Pharmaceutical Company Astellas
Program Name Astellas Access Program (Amevive)
Program Address PO Box 13185
La Jolla, CA 92037
Phone Number

866-263-8483

Fax Number 866-420-8888
Medications on Program Amevive Injection 15mg (alefacept)
Application Forms Amevive Patient Assistance Program
On-line Application
No on-line application available at this time
Web Site Click to go to program's web site
Eligibility Guidelines and Notes

The patient must be uninsured or underinsured and have an income at or below 300% of the Federal Poverty Level. The patient must have a diagnosis of Chronic Plaque Psoriasis or a diagnosis supported in Compendia. Patient must have a verifiable US address; US territories are included This program also does insurance verification and will help patients with insurance to appeal the insurance company to get the medication.
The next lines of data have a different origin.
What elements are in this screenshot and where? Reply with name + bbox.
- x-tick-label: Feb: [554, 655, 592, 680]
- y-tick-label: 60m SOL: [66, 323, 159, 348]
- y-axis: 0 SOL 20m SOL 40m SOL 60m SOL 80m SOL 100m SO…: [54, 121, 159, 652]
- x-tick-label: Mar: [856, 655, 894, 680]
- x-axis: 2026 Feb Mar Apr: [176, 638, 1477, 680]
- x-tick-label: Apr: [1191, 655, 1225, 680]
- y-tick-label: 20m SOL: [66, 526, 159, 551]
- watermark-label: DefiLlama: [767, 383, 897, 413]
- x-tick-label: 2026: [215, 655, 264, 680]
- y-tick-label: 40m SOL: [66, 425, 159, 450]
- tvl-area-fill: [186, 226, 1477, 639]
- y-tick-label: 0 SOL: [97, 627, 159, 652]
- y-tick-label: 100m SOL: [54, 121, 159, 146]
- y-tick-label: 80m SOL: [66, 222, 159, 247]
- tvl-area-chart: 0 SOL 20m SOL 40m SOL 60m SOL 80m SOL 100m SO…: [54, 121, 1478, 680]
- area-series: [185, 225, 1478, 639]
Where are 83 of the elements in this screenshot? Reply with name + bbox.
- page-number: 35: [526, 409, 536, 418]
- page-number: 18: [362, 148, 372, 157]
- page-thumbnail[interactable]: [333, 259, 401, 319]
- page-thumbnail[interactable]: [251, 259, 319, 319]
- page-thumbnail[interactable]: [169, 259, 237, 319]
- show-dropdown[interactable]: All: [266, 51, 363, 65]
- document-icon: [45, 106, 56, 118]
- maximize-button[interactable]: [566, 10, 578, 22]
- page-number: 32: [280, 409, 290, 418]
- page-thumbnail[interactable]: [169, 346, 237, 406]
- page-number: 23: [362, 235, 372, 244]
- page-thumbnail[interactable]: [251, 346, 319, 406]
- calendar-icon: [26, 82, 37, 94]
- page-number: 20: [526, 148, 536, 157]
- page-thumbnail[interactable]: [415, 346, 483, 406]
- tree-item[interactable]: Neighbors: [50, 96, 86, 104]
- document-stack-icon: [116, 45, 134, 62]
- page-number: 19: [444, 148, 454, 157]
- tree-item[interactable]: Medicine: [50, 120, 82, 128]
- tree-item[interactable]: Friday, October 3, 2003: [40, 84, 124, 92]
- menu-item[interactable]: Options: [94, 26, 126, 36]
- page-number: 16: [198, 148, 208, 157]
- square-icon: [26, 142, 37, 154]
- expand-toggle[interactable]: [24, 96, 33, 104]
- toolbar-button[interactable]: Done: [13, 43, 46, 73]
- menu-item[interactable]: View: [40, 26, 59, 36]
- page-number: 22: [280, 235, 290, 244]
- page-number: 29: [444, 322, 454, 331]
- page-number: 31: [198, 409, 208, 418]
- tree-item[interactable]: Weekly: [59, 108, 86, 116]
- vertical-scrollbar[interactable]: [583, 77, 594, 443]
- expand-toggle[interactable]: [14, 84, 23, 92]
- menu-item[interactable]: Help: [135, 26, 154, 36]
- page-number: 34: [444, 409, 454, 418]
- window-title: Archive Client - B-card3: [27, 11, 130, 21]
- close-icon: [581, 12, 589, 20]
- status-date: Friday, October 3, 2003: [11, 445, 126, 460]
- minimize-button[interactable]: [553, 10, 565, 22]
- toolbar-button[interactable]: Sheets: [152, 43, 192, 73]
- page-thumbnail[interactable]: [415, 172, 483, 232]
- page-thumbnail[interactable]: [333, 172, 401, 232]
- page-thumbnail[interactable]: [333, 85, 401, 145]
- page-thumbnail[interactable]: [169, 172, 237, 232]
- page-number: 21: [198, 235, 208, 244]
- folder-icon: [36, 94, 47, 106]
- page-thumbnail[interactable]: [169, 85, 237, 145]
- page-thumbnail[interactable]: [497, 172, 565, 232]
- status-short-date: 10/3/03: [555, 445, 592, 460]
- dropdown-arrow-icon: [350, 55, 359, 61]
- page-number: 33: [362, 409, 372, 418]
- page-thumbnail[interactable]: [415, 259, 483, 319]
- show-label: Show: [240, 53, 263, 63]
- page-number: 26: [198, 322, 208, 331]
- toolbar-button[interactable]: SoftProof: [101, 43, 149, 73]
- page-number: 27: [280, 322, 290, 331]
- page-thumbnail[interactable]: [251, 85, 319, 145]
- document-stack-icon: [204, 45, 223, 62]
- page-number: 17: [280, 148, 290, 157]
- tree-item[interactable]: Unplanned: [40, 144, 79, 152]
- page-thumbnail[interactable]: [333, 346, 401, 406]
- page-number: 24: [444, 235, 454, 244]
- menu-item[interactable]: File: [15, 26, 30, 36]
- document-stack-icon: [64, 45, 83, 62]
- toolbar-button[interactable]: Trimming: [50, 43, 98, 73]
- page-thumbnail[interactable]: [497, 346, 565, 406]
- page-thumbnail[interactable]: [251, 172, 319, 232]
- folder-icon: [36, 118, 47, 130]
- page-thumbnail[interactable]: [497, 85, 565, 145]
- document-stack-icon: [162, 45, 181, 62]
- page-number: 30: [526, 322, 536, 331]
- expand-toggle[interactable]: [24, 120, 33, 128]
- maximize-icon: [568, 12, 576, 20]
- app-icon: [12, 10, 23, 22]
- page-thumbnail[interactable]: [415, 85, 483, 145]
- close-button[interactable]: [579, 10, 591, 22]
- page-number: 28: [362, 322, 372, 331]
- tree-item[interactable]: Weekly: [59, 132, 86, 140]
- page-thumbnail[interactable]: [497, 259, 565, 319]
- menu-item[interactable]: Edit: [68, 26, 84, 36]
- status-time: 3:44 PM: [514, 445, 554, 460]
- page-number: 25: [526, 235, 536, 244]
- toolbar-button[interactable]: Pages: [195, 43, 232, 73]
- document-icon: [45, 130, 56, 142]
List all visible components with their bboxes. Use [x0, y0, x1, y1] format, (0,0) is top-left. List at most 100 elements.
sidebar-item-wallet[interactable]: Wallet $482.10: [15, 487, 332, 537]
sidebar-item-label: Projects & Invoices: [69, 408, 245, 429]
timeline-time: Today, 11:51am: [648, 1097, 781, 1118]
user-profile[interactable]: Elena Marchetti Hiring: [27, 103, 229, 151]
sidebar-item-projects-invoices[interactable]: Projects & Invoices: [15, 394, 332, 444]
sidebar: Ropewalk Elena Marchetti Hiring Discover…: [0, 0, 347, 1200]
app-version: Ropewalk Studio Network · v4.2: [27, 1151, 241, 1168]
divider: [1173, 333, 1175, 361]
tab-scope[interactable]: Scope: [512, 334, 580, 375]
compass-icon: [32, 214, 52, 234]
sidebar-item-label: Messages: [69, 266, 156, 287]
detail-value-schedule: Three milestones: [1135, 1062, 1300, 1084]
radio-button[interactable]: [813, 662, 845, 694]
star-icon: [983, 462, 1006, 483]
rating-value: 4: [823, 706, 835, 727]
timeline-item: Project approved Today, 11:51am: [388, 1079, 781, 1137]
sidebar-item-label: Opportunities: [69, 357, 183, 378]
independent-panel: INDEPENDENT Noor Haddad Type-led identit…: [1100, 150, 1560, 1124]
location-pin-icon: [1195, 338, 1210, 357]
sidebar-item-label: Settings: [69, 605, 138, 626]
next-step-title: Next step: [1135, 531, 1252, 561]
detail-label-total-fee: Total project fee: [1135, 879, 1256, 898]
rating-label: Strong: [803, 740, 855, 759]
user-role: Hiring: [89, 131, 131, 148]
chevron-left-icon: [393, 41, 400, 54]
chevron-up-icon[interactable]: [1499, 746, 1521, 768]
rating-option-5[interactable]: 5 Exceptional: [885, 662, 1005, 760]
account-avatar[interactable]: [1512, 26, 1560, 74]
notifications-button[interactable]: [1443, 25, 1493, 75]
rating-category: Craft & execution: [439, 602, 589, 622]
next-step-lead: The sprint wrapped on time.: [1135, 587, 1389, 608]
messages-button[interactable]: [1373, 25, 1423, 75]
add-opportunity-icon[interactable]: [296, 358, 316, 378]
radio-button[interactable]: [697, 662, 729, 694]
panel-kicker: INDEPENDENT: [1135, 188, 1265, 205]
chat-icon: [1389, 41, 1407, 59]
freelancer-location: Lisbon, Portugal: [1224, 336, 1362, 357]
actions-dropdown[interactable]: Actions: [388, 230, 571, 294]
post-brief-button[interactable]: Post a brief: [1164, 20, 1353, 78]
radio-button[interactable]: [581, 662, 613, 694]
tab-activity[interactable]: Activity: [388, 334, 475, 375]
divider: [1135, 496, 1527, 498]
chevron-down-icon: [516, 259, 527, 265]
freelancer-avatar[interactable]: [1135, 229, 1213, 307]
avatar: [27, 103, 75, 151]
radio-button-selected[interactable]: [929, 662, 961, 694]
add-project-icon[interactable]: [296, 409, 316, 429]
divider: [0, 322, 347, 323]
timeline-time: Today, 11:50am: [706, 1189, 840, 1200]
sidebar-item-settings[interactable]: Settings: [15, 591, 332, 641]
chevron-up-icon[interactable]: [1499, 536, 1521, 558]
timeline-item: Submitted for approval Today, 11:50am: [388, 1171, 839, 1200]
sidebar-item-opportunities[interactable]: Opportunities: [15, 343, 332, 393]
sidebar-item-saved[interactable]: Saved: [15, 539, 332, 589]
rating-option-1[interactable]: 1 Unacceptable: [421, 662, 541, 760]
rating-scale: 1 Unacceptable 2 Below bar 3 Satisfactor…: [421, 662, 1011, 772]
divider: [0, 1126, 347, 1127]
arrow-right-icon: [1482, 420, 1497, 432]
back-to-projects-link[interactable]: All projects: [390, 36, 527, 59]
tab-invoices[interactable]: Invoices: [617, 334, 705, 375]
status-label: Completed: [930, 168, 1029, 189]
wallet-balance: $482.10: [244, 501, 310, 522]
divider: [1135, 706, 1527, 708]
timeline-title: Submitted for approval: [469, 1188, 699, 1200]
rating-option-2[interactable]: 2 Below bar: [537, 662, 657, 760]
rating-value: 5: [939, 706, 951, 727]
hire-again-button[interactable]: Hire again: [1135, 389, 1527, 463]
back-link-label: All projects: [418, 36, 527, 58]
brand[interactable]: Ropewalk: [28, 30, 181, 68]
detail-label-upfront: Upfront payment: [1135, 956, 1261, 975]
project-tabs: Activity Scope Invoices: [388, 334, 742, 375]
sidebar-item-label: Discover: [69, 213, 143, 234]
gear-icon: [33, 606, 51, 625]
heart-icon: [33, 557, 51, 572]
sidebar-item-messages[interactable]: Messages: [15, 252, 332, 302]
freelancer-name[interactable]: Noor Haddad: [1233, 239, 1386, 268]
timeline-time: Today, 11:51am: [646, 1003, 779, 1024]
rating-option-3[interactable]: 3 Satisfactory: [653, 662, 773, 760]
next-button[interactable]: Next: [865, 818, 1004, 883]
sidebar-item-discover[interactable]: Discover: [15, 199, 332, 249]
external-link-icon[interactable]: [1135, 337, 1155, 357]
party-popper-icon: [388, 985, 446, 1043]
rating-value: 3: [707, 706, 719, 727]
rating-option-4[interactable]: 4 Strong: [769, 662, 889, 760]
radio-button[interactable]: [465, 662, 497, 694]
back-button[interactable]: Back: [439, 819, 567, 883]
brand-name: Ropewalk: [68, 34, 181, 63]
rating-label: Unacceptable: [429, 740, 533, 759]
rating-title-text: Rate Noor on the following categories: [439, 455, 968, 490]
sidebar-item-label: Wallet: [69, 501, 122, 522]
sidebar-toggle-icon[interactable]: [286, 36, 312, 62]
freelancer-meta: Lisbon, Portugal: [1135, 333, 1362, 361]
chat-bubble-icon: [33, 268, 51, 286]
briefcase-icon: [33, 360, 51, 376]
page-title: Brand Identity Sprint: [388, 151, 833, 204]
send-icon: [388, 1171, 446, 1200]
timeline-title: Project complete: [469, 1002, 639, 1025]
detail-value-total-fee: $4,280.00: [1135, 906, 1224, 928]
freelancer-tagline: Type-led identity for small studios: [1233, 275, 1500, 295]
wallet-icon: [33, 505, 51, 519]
If a patient has insurance, but was denied coverage, contact the company. When calling for the prescreening, have insurance, income , residency and diagnosis information available. When filling out the application the HCP should check all 3 boxes on the prescription section to request a full curse of therapy (12 weeks).

Application Process

The patient or doctor needs to call for a prescreening. A pre-filled application is sent to the patient. The completed application can be faxed or mailed back.    

Application Requirements

The doctor must fill out a section and sign the application. The patient must fill out a section, sign the application and attach proof of income.

Program Details

Up to a 30-day supply is sent to the doctor's office. The company contacts the doctor to arrange for refills. Every 6 months a new application is needed.